Le salut se loge dans une activité purement destinée au récréatif : le « Foot-Tronic » - ou « Foot-Music », comme l’ont rebaptisé les élèves serésiens. « C’était devenu un rituel de fin de séance », détaille Jonathan. « Ils se rassemblent autour de cet objet créé pour l’occasion, une sorte de baby-foot muni de boutons, destiné à leur apprendre le sens du rythme et à les familiariser aux bruitages du foot (sifflet, applaudissements…). À la manière d’un “Simon” (le jeu électronique et musical de MB), un participant entre une séquence sonore et l’autre doit la reproduire. On peut aussi coopérer pour former un “beat” à plusieurs ». Les jeunes apprécient plutôt ce dispositif ludique, alors pourquoi ne pas leur proposer de façonner le leur ? Les professeurs approuvent. Shirley leur rend hommage : « Même eux ne voyaient parfois pas où on voulait en venir avec nos idées initiales, mais ils nous ont toujours soutenus. Ils sont extrêmement investis, et nous ont encouragés à rediriger le projet vers une dynamique plus manuelle, plus concrète ».
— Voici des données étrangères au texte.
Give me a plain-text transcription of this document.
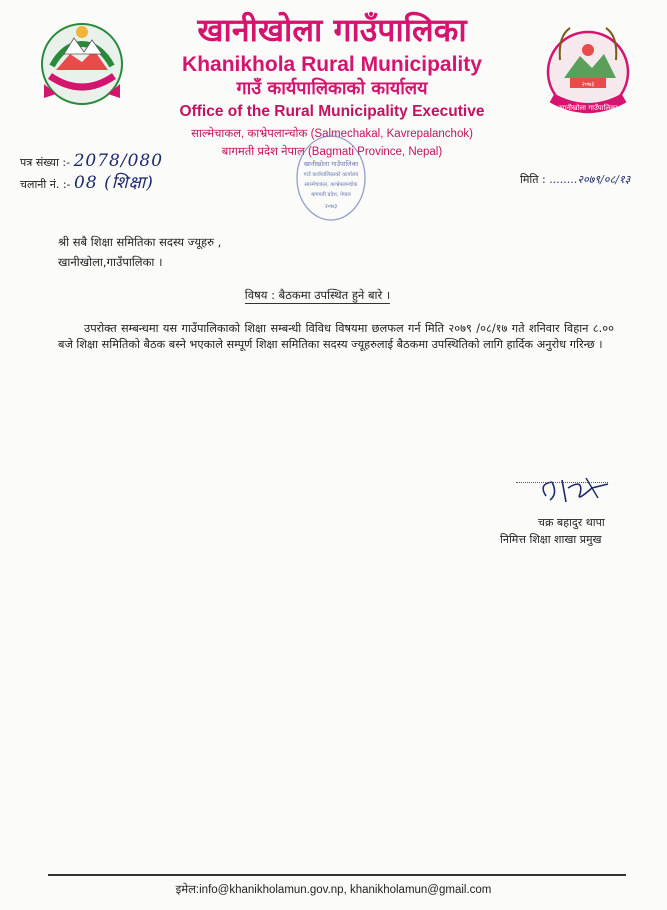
खानीखोला गाउँपालिका
२०७३
खानीखोला गाउँपालिका
Khanikhola Rural Municipality
गाउँ कार्यपालिकाको कार्यालय
Office of the Rural Municipality Executive
साल्मेचाकल, काभ्रेपलान्चोक (Salmechakal, Kavrepalanchok)
बागमती प्रदेश नेपाल (Bagmati Province, Nepal)
खानीखोला गाउँपालिका
गाउँ कार्यपालिकाको कार्यालय
साल्मेचाकल, काभ्रेपलान्चोक
बागमती प्रदेश, नेपाल
२०७३
पत्र संख्या :- 2078/080
चलानी नं. :- 08 (शिक्षा)	मिति : ........२०७९/०८/१३
श्री सबै शिक्षा समितिका सदस्य ज्यूहरु ,
खानीखोला,गाउँपालिका ।
विषय : बैठकमा उपस्थित हुने बारे ।
उपरोक्त सम्बन्धमा यस गाउँपालिकाको शिक्षा सम्बन्धी विविध विषयमा छलफल गर्न मिति २०७९ /०८/१७ गते शनिवार विहान ८.०० बजे शिक्षा समितिको बैठक बस्ने भएकाले सम्पूर्ण शिक्षा समितिका सदस्य ज्यूहरुलाई बैठकमा उपस्थितिको लागि हार्दिक अनुरोध गरिन्छ ।
चक्र बहादुर थापा
निमित्त शिक्षा शाखा प्रमुख
इमेल:info@khanikholamun.gov.np, khanikholamun@gmail.com
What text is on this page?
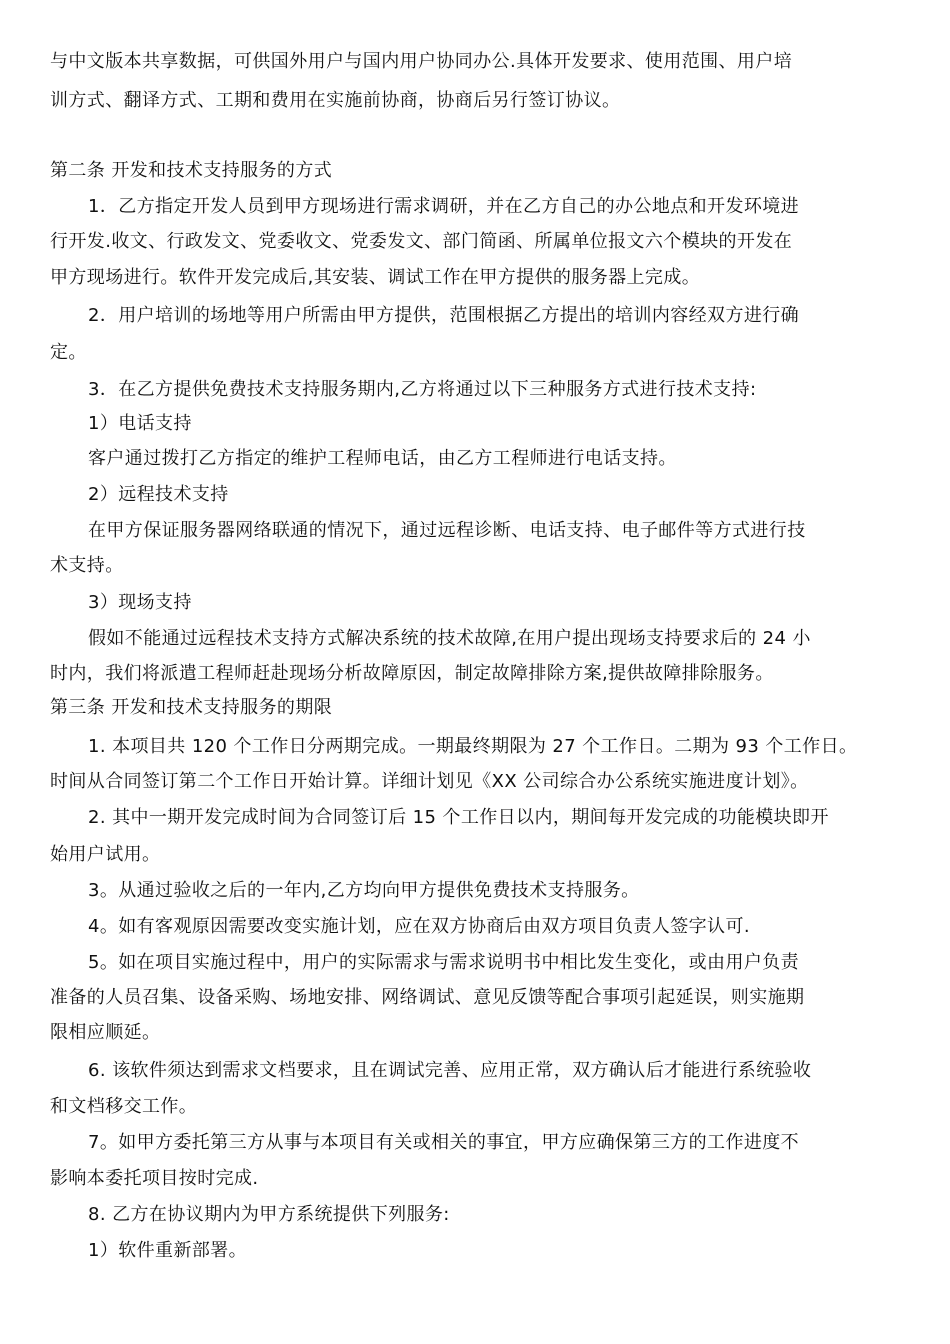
与中文版本共享数据，可供国外用户与国内用户协同办公.具体开发要求、使用范围、用户培
训方式、翻译方式、工期和费用在实施前协商，协商后另行签订协议。
第二条 开发和技术支持服务的方式
1．乙方指定开发人员到甲方现场进行需求调研，并在乙方自己的办公地点和开发环境进
行开发.收文、行政发文、党委收文、党委发文、部门简函、所属单位报文六个模块的开发在
甲方现场进行。软件开发完成后,其安装、调试工作在甲方提供的服务器上完成。
2．用户培训的场地等用户所需由甲方提供，范围根据乙方提出的培训内容经双方进行确
定。
3．在乙方提供免费技术支持服务期内,乙方将通过以下三种服务方式进行技术支持:
1）电话支持
客户通过拨打乙方指定的维护工程师电话，由乙方工程师进行电话支持。
2）远程技术支持
在甲方保证服务器网络联通的情况下，通过远程诊断、电话支持、电子邮件等方式进行技
术支持。
3）现场支持
假如不能通过远程技术支持方式解决系统的技术故障,在用户提出现场支持要求后的 24 小
时内，我们将派遣工程师赶赴现场分析故障原因，制定故障排除方案,提供故障排除服务。
第三条 开发和技术支持服务的期限
1. 本项目共 120 个工作日分两期完成。一期最终期限为 27 个工作日。二期为 93 个工作日。
时间从合同签订第二个工作日开始计算。详细计划见《XX 公司综合办公系统实施进度计划》。
2. 其中一期开发完成时间为合同签订后 15 个工作日以内，期间每开发完成的功能模块即开
始用户试用。
3。从通过验收之后的一年内,乙方均向甲方提供免费技术支持服务。
4。如有客观原因需要改变实施计划，应在双方协商后由双方项目负责人签字认可.
5。如在项目实施过程中，用户的实际需求与需求说明书中相比发生变化，或由用户负责
准备的人员召集、设备采购、场地安排、网络调试、意见反馈等配合事项引起延误，则实施期
限相应顺延。
6. 该软件须达到需求文档要求，且在调试完善、应用正常，双方确认后才能进行系统验收
和文档移交工作。
7。如甲方委托第三方从事与本项目有关或相关的事宜，甲方应确保第三方的工作进度不
影响本委托项目按时完成.
8. 乙方在协议期内为甲方系统提供下列服务:
1）软件重新部署。
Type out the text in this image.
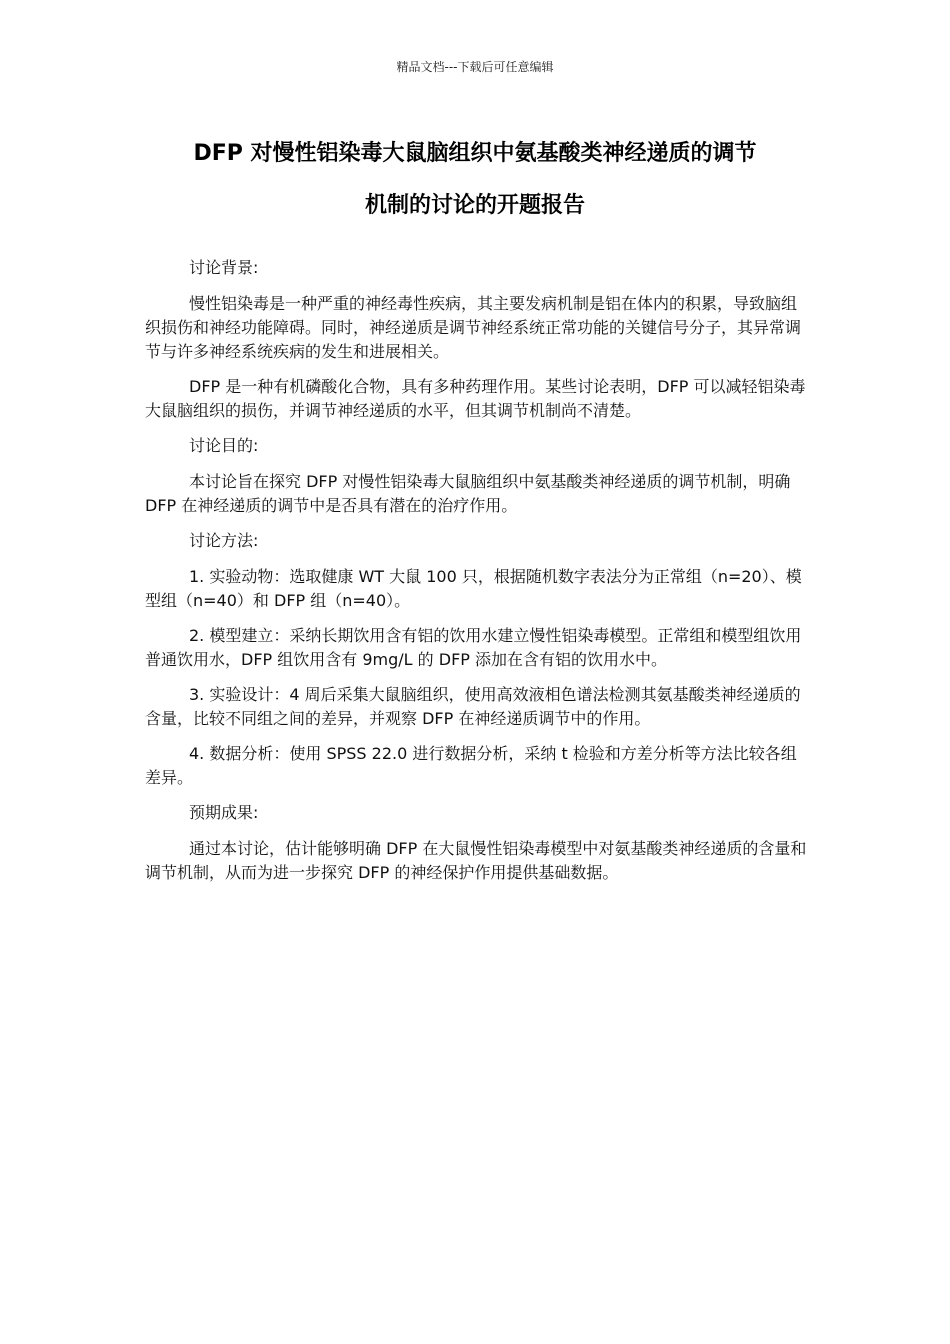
精品文档---下载后可任意编辑
DFP 对慢性铝染毒大鼠脑组织中氨基酸类神经递质的调节
机制的讨论的开题报告

讨论背景:

慢性铝染毒是一种严重的神经毒性疾病，其主要发病机制是铝在体内的积累，导致脑组织损伤和神经功能障碍。同时，神经递质是调节神经系统正常功能的关键信号分子，其异常调节与许多神经系统疾病的发生和进展相关。

DFP 是一种有机磷酸化合物，具有多种药理作用。某些讨论表明，DFP 可以减轻铝染毒大鼠脑组织的损伤，并调节神经递质的水平，但其调节机制尚不清楚。

讨论目的:

本讨论旨在探究 DFP 对慢性铝染毒大鼠脑组织中氨基酸类神经递质的调节机制，明确 DFP 在神经递质的调节中是否具有潜在的治疗作用。

讨论方法:

1. 实验动物：选取健康 WT 大鼠 100 只，根据随机数字表法分为正常组（n=20）、模型组（n=40）和 DFP 组（n=40）。

2. 模型建立：采纳长期饮用含有铝的饮用水建立慢性铝染毒模型。正常组和模型组饮用普通饮用水，DFP 组饮用含有 9mg/L 的 DFP 添加在含有铝的饮用水中。

3. 实验设计：4 周后采集大鼠脑组织，使用高效液相色谱法检测其氨基酸类神经递质的含量，比较不同组之间的差异，并观察 DFP 在神经递质调节中的作用。

4. 数据分析：使用 SPSS 22.0 进行数据分析，采纳 t 检验和方差分析等方法比较各组差异。

预期成果:

通过本讨论，估计能够明确 DFP 在大鼠慢性铝染毒模型中对氨基酸类神经递质的含量和调节机制，从而为进一步探究 DFP 的神经保护作用提供基础数据。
Dès la rencontre suivante, le regain d’énergie se ressent radicalement. « On a commencé l’animation “typographie” pour habiller le Foot-tronic, raconte Shirley. Avec du plexi et des marqueurs “Posca”, les élèves décalquent, apprennent à associer les couleurs primaires aux secondaires, et forment d’élégants lettrages sans effort ». Et là, la consécration : « En fait, j’aime trop ! », laisse échapper une des jeunes. Shirley s’extasie : « Quelle libération d’entendre ça alors que la dynamique était grippée les semaines précédentes ! Et leur prof n’a d’ailleurs pas boudé son plaisir : elle a eu le “smile” pendant tout le reste de la matinée ». Côté atelier, Jonathan constate aussi une nouvelle énergie : « Soudainement, je n’ai plus besoin de les “tirer” pour qu’ils participent. Ils savent ce qu’ils ont à faire – couper la planche, forer des trous… - et s’exécutent, alors qu’ils se montraient récalcitrants avant. En tant qu’animateur, c’est un soulagement, car je peux consacrer mon attention à autre chose : discuter avec eux, plaisanter, échanger. Je ne suis plus en train de lutter, je kiffe avec eux, c’est plus détendu ».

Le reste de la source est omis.